The use of large-language models may be allowing economists to turn narratives into data. That’s especially helpful when parsing the Federal Reserve’s Beige Book, a report issued eight times a year that compiles anecdotes about the economy from across the Fed’s 12 districts and provides a national summary of the economy.
Their conclusion: The sum of the parts is more than the whole.
Four economic researchers applied such technology to determine if the Beige Book could help identify or predict recessions. Specifically, they used FinBERT, a variant of BERT, a deep learning model using natural language processing that was developed by Google researchers in 2018.
The model is more useful than word counts or simpler language processing models. “By using surrounding text, rather than simply reading from left to right, BERT aims to establish the context of the text and thus infer the meaning of language that might otherwise be ambiguous,” the authors wrote.
“Our focus is establishing (reduced-form) statistical facts about district-level and national sentiment in the Beige Book and examining their predictive power for U.S. recessions,” they wrote in an Economic Commentary published by the Cleveland Fed. “In so doing, our sentiment measure is an aggregated measure in the sense that it quantifies sentiment across different areas of the economy, such as overall economic activity, labor markets, prices, and different sectors.”
The authors — which include two Chicago Fed economists and a visiting assistant professor at the Washington University in St. Louis, and a postdoctoral research associate in finance at the same university — were particularly interested in how well the overall national sentiment, as conveyed in the Beige Book, compared with a consensus sentiment derived from the 12 districts.
They found that “the national economic sentiment does not always lie in the middle of the district-level estimates, as one might expect.” And since 2021, the national sentiment has been more positive than in most of the individual districts, they said.
The national sentiment, it appears, weighted some districts heavier than others. And their analysis indicated that the national measure underweighted the Cleveland, Minneapolis, Philadelphia, and St. Louis districts.

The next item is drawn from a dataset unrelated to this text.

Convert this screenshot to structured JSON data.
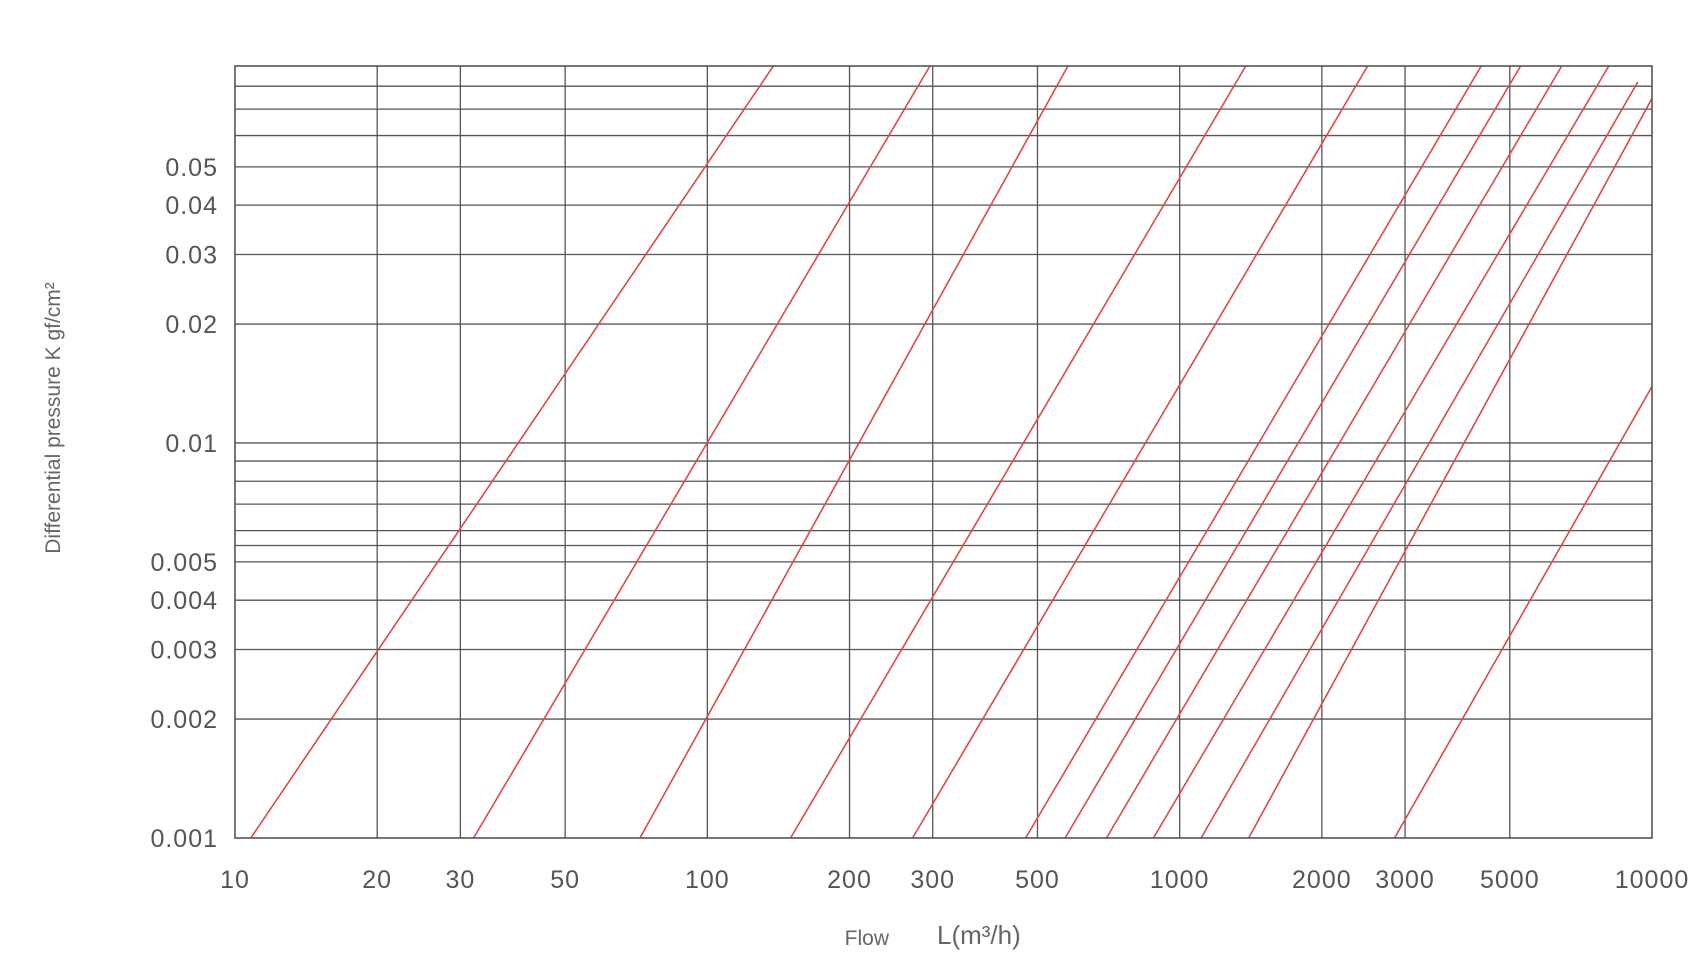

By contrast, the economists found that sentiment in Chicago, Minneapolis, Philadelphia, Richmond, and San Francisco was “most helpful in predicting current U.S. business cycle turning points.” The data showed that as sentiment improved in each district, there was an increased chance of the U.S. economy being in an expansionary phase.
And Boston’s district proved most useful in predicting three and six months ahead, they said.

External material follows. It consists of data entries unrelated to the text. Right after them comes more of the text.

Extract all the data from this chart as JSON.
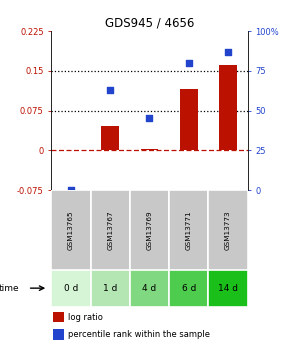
{
  "title": "GDS945 / 4656",
  "categories": [
    "GSM13765",
    "GSM13767",
    "GSM13769",
    "GSM13771",
    "GSM13773"
  ],
  "time_labels": [
    "0 d",
    "1 d",
    "4 d",
    "6 d",
    "14 d"
  ],
  "log_ratio": [
    0.0,
    0.045,
    0.003,
    0.115,
    0.16
  ],
  "percentile_rank": [
    0,
    63,
    45,
    80,
    87
  ],
  "bar_color": "#bb1100",
  "dot_color": "#2244cc",
  "ylim_left": [
    -0.075,
    0.225
  ],
  "ylim_right": [
    0,
    100
  ],
  "yticks_left": [
    -0.075,
    0,
    0.075,
    0.15,
    0.225
  ],
  "ytick_labels_left": [
    "-0.075",
    "0",
    "0.075",
    "0.15",
    "0.225"
  ],
  "yticks_right": [
    0,
    25,
    50,
    75,
    100
  ],
  "ytick_labels_right": [
    "0",
    "25",
    "50",
    "75",
    "100%"
  ],
  "hlines": [
    0.075,
    0.15
  ],
  "zero_line": 0.0,
  "time_cell_colors": [
    "#d6f5d6",
    "#b3e6b3",
    "#80d980",
    "#4dcc4d",
    "#1abf1a"
  ],
  "gsm_bg": "#c8c8c8",
  "legend_red": "log ratio",
  "legend_blue": "percentile rank within the sample"
}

From the mid-1980s until the onset of the COVID-19 pandemic in March 2020, the authors said they observed no instances of false alarms, “that is, of recession probabilities spiking above around 40% without a recession actually taking place.”

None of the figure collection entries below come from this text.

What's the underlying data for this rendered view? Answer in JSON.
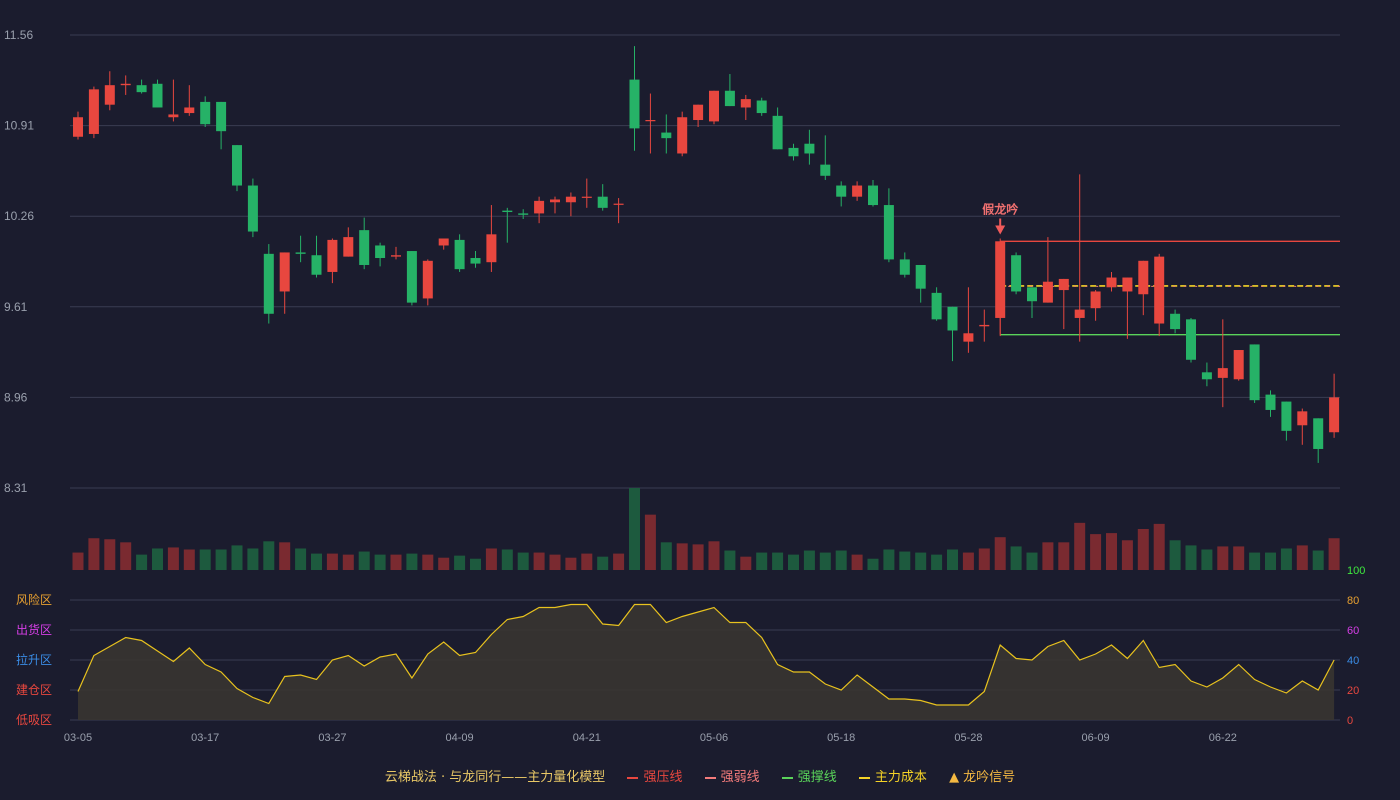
{
  "colors": {
    "background": "#1b1c2e",
    "up": "#e8473f",
    "down": "#26b267",
    "resistance": "#e8473f",
    "weak": "#f47b7b",
    "support": "#5ad35a",
    "cost": "#f5d327",
    "grid": "#3a3c52",
    "axis_text": "#9aa0ad",
    "osc_line": "#e8c21e"
  },
  "chart_data": {
    "type": "candlestick",
    "price_ticks": [
      "11.56",
      "10.91",
      "10.26",
      "9.61",
      "8.96",
      "8.31"
    ],
    "price_range": [
      8.31,
      11.56
    ],
    "x_tick_labels": [
      {
        "index": 0,
        "label": "03-05"
      },
      {
        "index": 8,
        "label": "03-17"
      },
      {
        "index": 16,
        "label": "03-27"
      },
      {
        "index": 24,
        "label": "04-09"
      },
      {
        "index": 32,
        "label": "04-21"
      },
      {
        "index": 40,
        "label": "05-06"
      },
      {
        "index": 48,
        "label": "05-18"
      },
      {
        "index": 56,
        "label": "05-28"
      },
      {
        "index": 64,
        "label": "06-09"
      },
      {
        "index": 72,
        "label": "06-22"
      }
    ],
    "ohlc": [
      [
        10.83,
        10.97,
        10.81,
        11.01
      ],
      [
        10.85,
        11.17,
        10.82,
        11.19
      ],
      [
        11.06,
        11.2,
        11.02,
        11.3
      ],
      [
        11.2,
        11.21,
        11.13,
        11.27
      ],
      [
        11.2,
        11.15,
        11.14,
        11.24
      ],
      [
        11.21,
        11.04,
        11.04,
        11.24
      ],
      [
        10.97,
        10.99,
        10.94,
        11.24
      ],
      [
        11.0,
        11.04,
        10.98,
        11.2
      ],
      [
        11.08,
        10.92,
        10.9,
        11.12
      ],
      [
        11.08,
        10.87,
        10.74,
        11.08
      ],
      [
        10.77,
        10.48,
        10.44,
        10.77
      ],
      [
        10.48,
        10.15,
        10.11,
        10.53
      ],
      [
        9.99,
        9.56,
        9.49,
        10.06
      ],
      [
        9.72,
        10.0,
        9.56,
        10.0
      ],
      [
        10.0,
        9.99,
        9.93,
        10.12
      ],
      [
        9.98,
        9.84,
        9.82,
        10.12
      ],
      [
        9.86,
        10.09,
        9.78,
        10.1
      ],
      [
        9.97,
        10.11,
        9.97,
        10.18
      ],
      [
        10.16,
        9.91,
        9.88,
        10.25
      ],
      [
        10.05,
        9.96,
        9.9,
        10.07
      ],
      [
        9.97,
        9.98,
        9.95,
        10.04
      ],
      [
        10.01,
        9.64,
        9.62,
        10.01
      ],
      [
        9.67,
        9.94,
        9.62,
        9.95
      ],
      [
        10.05,
        10.1,
        10.02,
        10.1
      ],
      [
        10.09,
        9.88,
        9.86,
        10.13
      ],
      [
        9.96,
        9.92,
        9.89,
        10.01
      ],
      [
        9.93,
        10.13,
        9.86,
        10.34
      ],
      [
        10.3,
        10.29,
        10.07,
        10.32
      ],
      [
        10.28,
        10.27,
        10.24,
        10.31
      ],
      [
        10.28,
        10.37,
        10.21,
        10.4
      ],
      [
        10.36,
        10.38,
        10.28,
        10.4
      ],
      [
        10.36,
        10.4,
        10.26,
        10.43
      ],
      [
        10.4,
        10.4,
        10.32,
        10.53
      ],
      [
        10.4,
        10.32,
        10.3,
        10.49
      ],
      [
        10.35,
        10.35,
        10.21,
        10.39
      ],
      [
        11.24,
        10.89,
        10.73,
        11.48
      ],
      [
        10.95,
        10.95,
        10.71,
        11.14
      ],
      [
        10.86,
        10.82,
        10.71,
        10.99
      ],
      [
        10.71,
        10.97,
        10.69,
        11.01
      ],
      [
        10.95,
        11.06,
        10.9,
        11.06
      ],
      [
        10.94,
        11.16,
        10.92,
        11.16
      ],
      [
        11.16,
        11.05,
        11.05,
        11.28
      ],
      [
        11.04,
        11.1,
        10.95,
        11.13
      ],
      [
        11.09,
        11.0,
        10.98,
        11.11
      ],
      [
        10.98,
        10.74,
        10.74,
        11.04
      ],
      [
        10.75,
        10.69,
        10.66,
        10.78
      ],
      [
        10.78,
        10.71,
        10.63,
        10.88
      ],
      [
        10.63,
        10.55,
        10.52,
        10.84
      ],
      [
        10.48,
        10.4,
        10.33,
        10.51
      ],
      [
        10.4,
        10.48,
        10.37,
        10.51
      ],
      [
        10.48,
        10.34,
        10.33,
        10.52
      ],
      [
        10.34,
        9.95,
        9.93,
        10.46
      ],
      [
        9.95,
        9.84,
        9.82,
        10.0
      ],
      [
        9.91,
        9.74,
        9.64,
        9.91
      ],
      [
        9.71,
        9.52,
        9.51,
        9.75
      ],
      [
        9.61,
        9.44,
        9.22,
        9.61
      ],
      [
        9.36,
        9.42,
        9.28,
        9.75
      ],
      [
        9.47,
        9.48,
        9.36,
        9.59
      ],
      [
        9.53,
        10.08,
        9.4,
        10.1
      ],
      [
        9.98,
        9.72,
        9.7,
        10.0
      ],
      [
        9.75,
        9.65,
        9.53,
        9.75
      ],
      [
        9.64,
        9.79,
        9.64,
        10.11
      ],
      [
        9.73,
        9.81,
        9.45,
        9.81
      ],
      [
        9.53,
        9.59,
        9.36,
        10.56
      ],
      [
        9.6,
        9.72,
        9.51,
        9.73
      ],
      [
        9.75,
        9.82,
        9.72,
        9.86
      ],
      [
        9.72,
        9.82,
        9.38,
        9.82
      ],
      [
        9.7,
        9.94,
        9.55,
        9.94
      ],
      [
        9.49,
        9.97,
        9.4,
        9.99
      ],
      [
        9.56,
        9.45,
        9.42,
        9.59
      ],
      [
        9.52,
        9.23,
        9.21,
        9.53
      ],
      [
        9.14,
        9.09,
        9.04,
        9.21
      ],
      [
        9.1,
        9.17,
        8.89,
        9.52
      ],
      [
        9.09,
        9.3,
        9.08,
        9.3
      ],
      [
        9.34,
        8.94,
        8.92,
        9.34
      ],
      [
        8.98,
        8.87,
        8.82,
        9.01
      ],
      [
        8.93,
        8.72,
        8.65,
        8.93
      ],
      [
        8.76,
        8.86,
        8.62,
        8.88
      ],
      [
        8.81,
        8.59,
        8.49,
        8.81
      ],
      [
        8.71,
        8.96,
        8.67,
        9.13
      ]
    ],
    "volume": [
      17,
      31,
      30,
      27,
      15,
      21,
      22,
      20,
      20,
      20,
      24,
      21,
      28,
      27,
      21,
      16,
      16,
      15,
      18,
      15,
      15,
      16,
      15,
      12,
      14,
      11,
      21,
      20,
      17,
      17,
      15,
      12,
      16,
      13,
      16,
      80,
      54,
      27,
      26,
      25,
      28,
      19,
      13,
      17,
      17,
      15,
      19,
      17,
      19,
      15,
      11,
      20,
      18,
      17,
      15,
      20,
      17,
      21,
      32,
      23,
      17,
      27,
      27,
      46,
      35,
      36,
      29,
      40,
      45,
      29,
      24,
      20,
      23,
      23,
      17,
      17,
      21,
      24,
      19,
      31
    ],
    "oscillator": {
      "levels": [
        "100",
        "80",
        "60",
        "40",
        "20",
        "0"
      ],
      "zones": [
        "风险区",
        "出货区",
        "拉升区",
        "建仓区",
        "低吸区"
      ],
      "values": [
        19,
        43,
        49,
        55,
        53,
        46,
        39,
        48,
        37,
        32,
        21,
        15,
        11,
        29,
        30,
        27,
        40,
        43,
        36,
        42,
        44,
        28,
        44,
        52,
        43,
        45,
        57,
        67,
        69,
        75,
        75,
        77,
        77,
        64,
        63,
        77,
        77,
        65,
        69,
        72,
        75,
        65,
        65,
        55,
        37,
        32,
        32,
        24,
        20,
        30,
        22,
        14,
        14,
        13,
        10,
        10,
        10,
        19,
        50,
        41,
        40,
        49,
        53,
        40,
        44,
        50,
        41,
        53,
        35,
        37,
        26,
        22,
        28,
        37,
        27,
        22,
        18,
        26,
        20,
        40
      ]
    },
    "lines": {
      "resistance": 10.08,
      "cost": 9.76,
      "support": 9.41,
      "line_start_index": 58
    },
    "signal": {
      "index": 58,
      "label": "假龙吟"
    }
  },
  "legend": {
    "title": "云梯战法 · 与龙同行——主力量化模型",
    "items": [
      {
        "key": "strong_resistance",
        "label": "强压线",
        "style": "solid",
        "color": "#e8473f"
      },
      {
        "key": "strong_weak",
        "label": "强弱线",
        "style": "dashed",
        "color": "#f47b7b"
      },
      {
        "key": "strong_support",
        "label": "强撑线",
        "style": "solid",
        "color": "#5ad35a"
      },
      {
        "key": "main_cost",
        "label": "主力成本",
        "style": "dashed",
        "color": "#f5d327"
      },
      {
        "key": "dragon_signal",
        "label": "龙吟信号",
        "style": "triangle",
        "color": "#f5b942"
      }
    ]
  }
}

As of March 2024, the analysis suggested that the “probability of a national recession was low, conditioning on the national and district-level sentiment data as extracted from the March 2024 Beige Book. But this probability has bounced around considerably since the pandemic-induced recession of early 2020.”
“In summary, the observed heterogeneity in district-level economic sentiment can be used, over and above the information contained in national economic sentiment, to better forecast U.S. recessions,” they said.